On Books and True Ownership
I have a love-hate relationship with e-books. Among the issues I’ve grappled with most is that of ownership: Which option offers the greater sense or reality of ownership? Is there greater ownership in having a physical copy of a book I can hold in my hand and file on my bookcase, or in having that book available to me anywhere in the world in electronic format? There is a kind of trade-off here.
My brain has not yet been able to fully adjust to digital versus physical ownership. I realized this a couple of weeks ago when I bought a novel in Kindle format. I loved that novel and enjoyed reading it on my Kindle, but at the end of it all I found myself wanting to visit the bookstore to buy a printed version of it, something I could put in my office and add to my bookcase almost like a kind of trophy, a relic that says something about me, about what I’ve loved. I found it interesting that somewhere beyond conscious thought and reason, my brain registers a difference between these things. My brain tells me that I don’t fully own something until I own it physically. Somehow my mind registers owning a Kindle book as something less than owning a book printed in ink on dead trees.
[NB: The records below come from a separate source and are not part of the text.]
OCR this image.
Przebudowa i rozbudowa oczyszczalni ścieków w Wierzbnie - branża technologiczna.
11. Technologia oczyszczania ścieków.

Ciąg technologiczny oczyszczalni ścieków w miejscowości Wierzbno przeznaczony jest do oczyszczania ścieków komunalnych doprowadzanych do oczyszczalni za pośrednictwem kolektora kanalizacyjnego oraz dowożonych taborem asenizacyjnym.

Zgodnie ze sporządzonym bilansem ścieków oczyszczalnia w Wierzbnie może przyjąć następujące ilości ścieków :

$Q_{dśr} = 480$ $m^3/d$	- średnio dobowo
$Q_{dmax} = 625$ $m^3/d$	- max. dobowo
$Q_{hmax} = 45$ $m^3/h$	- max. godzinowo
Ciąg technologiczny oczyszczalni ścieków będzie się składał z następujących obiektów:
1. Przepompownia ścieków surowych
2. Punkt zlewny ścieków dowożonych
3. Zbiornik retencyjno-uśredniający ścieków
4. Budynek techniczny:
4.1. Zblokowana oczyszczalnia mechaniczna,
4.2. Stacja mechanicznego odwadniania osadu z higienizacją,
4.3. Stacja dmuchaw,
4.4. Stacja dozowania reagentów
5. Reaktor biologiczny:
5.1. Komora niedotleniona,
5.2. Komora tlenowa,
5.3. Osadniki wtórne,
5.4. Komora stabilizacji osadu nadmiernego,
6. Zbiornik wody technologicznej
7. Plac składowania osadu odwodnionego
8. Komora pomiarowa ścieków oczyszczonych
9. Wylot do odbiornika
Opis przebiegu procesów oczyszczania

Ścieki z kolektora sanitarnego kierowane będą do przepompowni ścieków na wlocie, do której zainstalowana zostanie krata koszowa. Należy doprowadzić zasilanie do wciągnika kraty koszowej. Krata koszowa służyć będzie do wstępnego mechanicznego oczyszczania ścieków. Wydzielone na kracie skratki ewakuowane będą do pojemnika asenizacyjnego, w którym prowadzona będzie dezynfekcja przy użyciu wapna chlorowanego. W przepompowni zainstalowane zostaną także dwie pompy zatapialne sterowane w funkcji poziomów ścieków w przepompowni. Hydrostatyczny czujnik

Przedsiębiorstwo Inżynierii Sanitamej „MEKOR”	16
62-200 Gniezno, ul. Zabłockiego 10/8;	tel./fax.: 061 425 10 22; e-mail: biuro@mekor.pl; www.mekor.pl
Mortimer Adler points out that there are two ways of owning a book. "The first is the property right you establish by paying for it, just as you pay for clothes and furniture. But this act of purchase is only the prelude to possession. Full ownership comes only when you have made it a part of yourself, and the best way to make yourself a part of it is by writing in it." E-books allow you to have some kind of a property right, though this is still very different from owning a book. In reality it is more like owning insurance than owning furniture. In one case the ownership is virtual and even revocable. In the other case the ownership is physical and irrevocable. You can own an e-book, but it seems a lesser form of ownership than owning a book (as Kindle users discovered when one day their copies of 1984 suddenly disappeared). Owning the rights to read the contents of a digital file is far, far different than owning the book that sits on the desk beside me. Then again, those digital files are available anywhere at any time.
The second type of ownership is where I find e-books even more underwhelming. Adler says that full ownership comes only as you make the book a part of yourself and this is done by interacting and engaging with it. You will know a book that is truly owned because it will be "dog-eared and dilapidated, shaken and loosened by continual use, marked and scribbled in from front to back." If I look at your e-book copy of The Holiness of God, or even your Bible, I will not know whether you have read it once or 1,000 times. If you look at my physical copy, you will know immediately. You will know because of the bent pages, the highlighted sections, the notes, the scribbles, the circles. The spine is loose, the pages are dog-eared. It shows all the marks of age and use. You will know that I have read the book, you will know what it has meant to me, you will know that it has impacted my life. Very little of this can be communicated in an e-book. If I am left with a lesser kind of ownership, won't I then also be left with a lesser kind of ownership of the book's contents, of its ideas?
E-reading devices are beginning to allow some interactivity, but it is of a very different order. Taking a note in an e-book or making a highlight in it is independent of the book; all of that information is stored apart from the book in a file or a database. Send the book to another person and you'll find that all of the notes and highlights are gone. They belong to you or your device, not to your book. Mark up a printed book, though, and your notes, your underlines and highlights become a part of the book forever.
Here is something else to consider: What will happen to your e-book library when you die? It used to be that your books would survive you. They would stand as a testimony to the kind of person you were. Many a pastor left behind a vast theological library that could give a pastor of the next generation a helpful start in building one of his own. A man’s books were an important part of his legacy. But what of those who are currently establishing a library on Kindle or Logos or any other e-book system? This is a library which does not fully belong to the man and which in most cases will not and cannot be given to his descendants after him. The library will perish with the man; as his body returns to the dust, his library will return to the ether.
There remains a vast difference between owning a physical book and owning an e-book. My brain may some day adapt to the point where I can believe that a file on an iPad or Kindle is in some way equal to a physical book sitting on my bookshelf, but for the time being, I just cannot equate the two. And perhaps the time will come when I can interact better with an e-book than with a physical book. But until that day I cannot give up those books. I cannot give up the manner and the depth in which I can own them, at least when it comes to the books that are most important to me.
And so I continue to prefer printed copies of the important books and the much-loved books, the ones I want to drive deep into my mind and heart, the ones I want to pour over, to absorb. I love my Kindle for light reading, for enjoying a good novel or a Christian living kind of book. But books that I am going to return to again and again and books I would want to leave behind as part of my legacy, those are volumes I still want to have in printed editions, sitting in my office, accessible to all, able to outlive me, able to represent me.